2. Upon receipt of the completed forms, the Clerk of Court will sign the summons forms and forward them together with two copies each of the Amended Complaint (Filing 8) and this Memorandum and Order to the United States Marshals Service for service of process on Defendants. The Marshals Service shall serve Defendants by certified mail or other method authorized by Fed.R.Civ.P. 4(e) for service on individuals.
3. The United States Marshal shall serve all process in this case without prepayment of fees from Plaintiff.
4. Federal Rule of Civil Procedure 4(m) requires service of the complaint on a defendant within 90 days of filing the complaint. However, Plaintiff is granted, on the court's own motion, an extension of time until 90 days from the date of this order to complete service of process.
5. Because this non-prisoner case is proceeding to service of process, and at the direction of the court, this case is removed from the pro se docket. The clerk's office shall randomly assign new judges to this case and request a reassignment order from the Chief Judge.

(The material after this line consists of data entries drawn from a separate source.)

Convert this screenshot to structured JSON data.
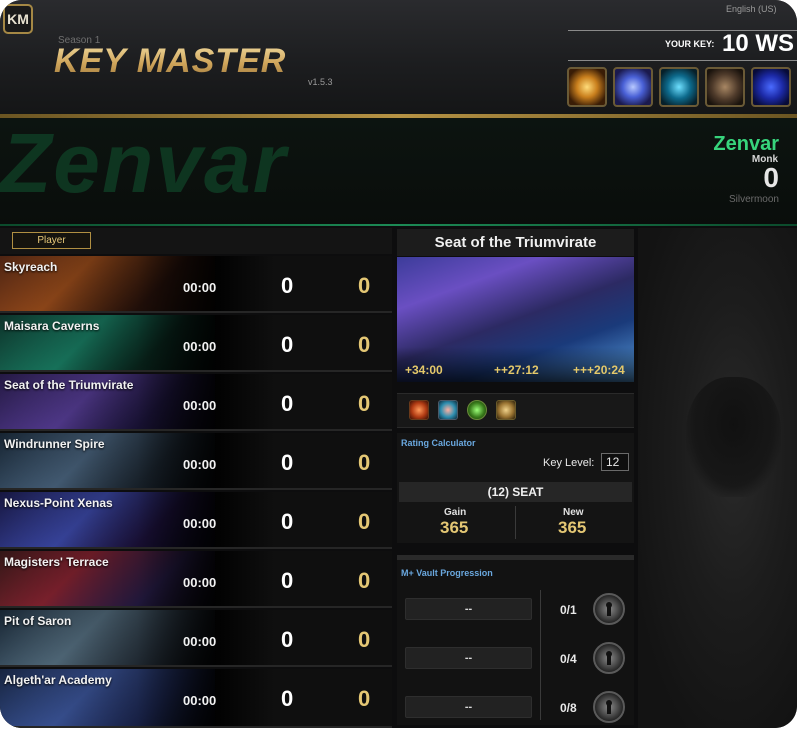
{
  "app": {
    "logo_text": "KM",
    "season": "Season 1",
    "title": "KEY MASTER",
    "version": "v1.5.3",
    "language": "English (US)"
  },
  "your_key": {
    "label": "YOUR KEY:",
    "value": "10 WS"
  },
  "affixes": [
    {
      "icon": "golden-orb-icon"
    },
    {
      "icon": "arcane-swirl-icon"
    },
    {
      "icon": "spectral-figure-icon"
    },
    {
      "icon": "hooded-figure-icon"
    },
    {
      "icon": "void-storm-icon"
    }
  ],
  "character": {
    "name": "Zenvar",
    "class": "Monk",
    "rating": "0",
    "realm": "Silvermoon",
    "class_color": "#37d47c"
  },
  "list": {
    "tab_label": "Player",
    "rows": [
      {
        "name": "Skyreach",
        "time": "00:00",
        "score": "0",
        "rating": "0"
      },
      {
        "name": "Maisara Caverns",
        "time": "00:00",
        "score": "0",
        "rating": "0"
      },
      {
        "name": "Seat of the Triumvirate",
        "time": "00:00",
        "score": "0",
        "rating": "0"
      },
      {
        "name": "Windrunner Spire",
        "time": "00:00",
        "score": "0",
        "rating": "0"
      },
      {
        "name": "Nexus-Point Xenas",
        "time": "00:00",
        "score": "0",
        "rating": "0"
      },
      {
        "name": "Magisters' Terrace",
        "time": "00:00",
        "score": "0",
        "rating": "0"
      },
      {
        "name": "Pit of Saron",
        "time": "00:00",
        "score": "0",
        "rating": "0"
      },
      {
        "name": "Algeth'ar Academy",
        "time": "00:00",
        "score": "0",
        "rating": "0"
      }
    ]
  },
  "selected_dungeon": {
    "title": "Seat of the Triumvirate",
    "timers": [
      "+34:00",
      "++27:12",
      "+++20:24"
    ],
    "icons": [
      "skull-book-icon",
      "map-scroll-icon",
      "eye-ring-icon",
      "keystone-emblem-icon"
    ]
  },
  "calculator": {
    "title": "Rating Calculator",
    "key_level_label": "Key Level:",
    "key_level": "12",
    "dungeon_line": "(12) SEAT",
    "gain_label": "Gain",
    "gain_value": "365",
    "new_label": "New",
    "new_value": "365"
  },
  "vault": {
    "title": "M+ Vault Progression",
    "slots": [
      {
        "text": "--",
        "count": "0/1"
      },
      {
        "text": "--",
        "count": "0/4"
      },
      {
        "text": "--",
        "count": "0/8"
      }
    ]
  },
  "colors": {
    "gold": "#e4c774",
    "accent_blue": "#6aa8df",
    "class_green": "#37d47c"
  }
}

Pro se litigants proceeding in forma pauperis are entitled to rely on service by the United States Marshals Service. Wright v. First Student, Inc., 710 F.3d 782, 783 (8th Cir. 2013). Pursuant to 28 U.S.C. § 1915(d), in an in forma pauperis case, “[t]he officers of the court shall issue and serve all process, and perform all duties in such cases.” See Moore v. Jackson, 123 F.3d 1082, 1085 (8th Cir. 1997) (language in § 1915(d) is compulsory).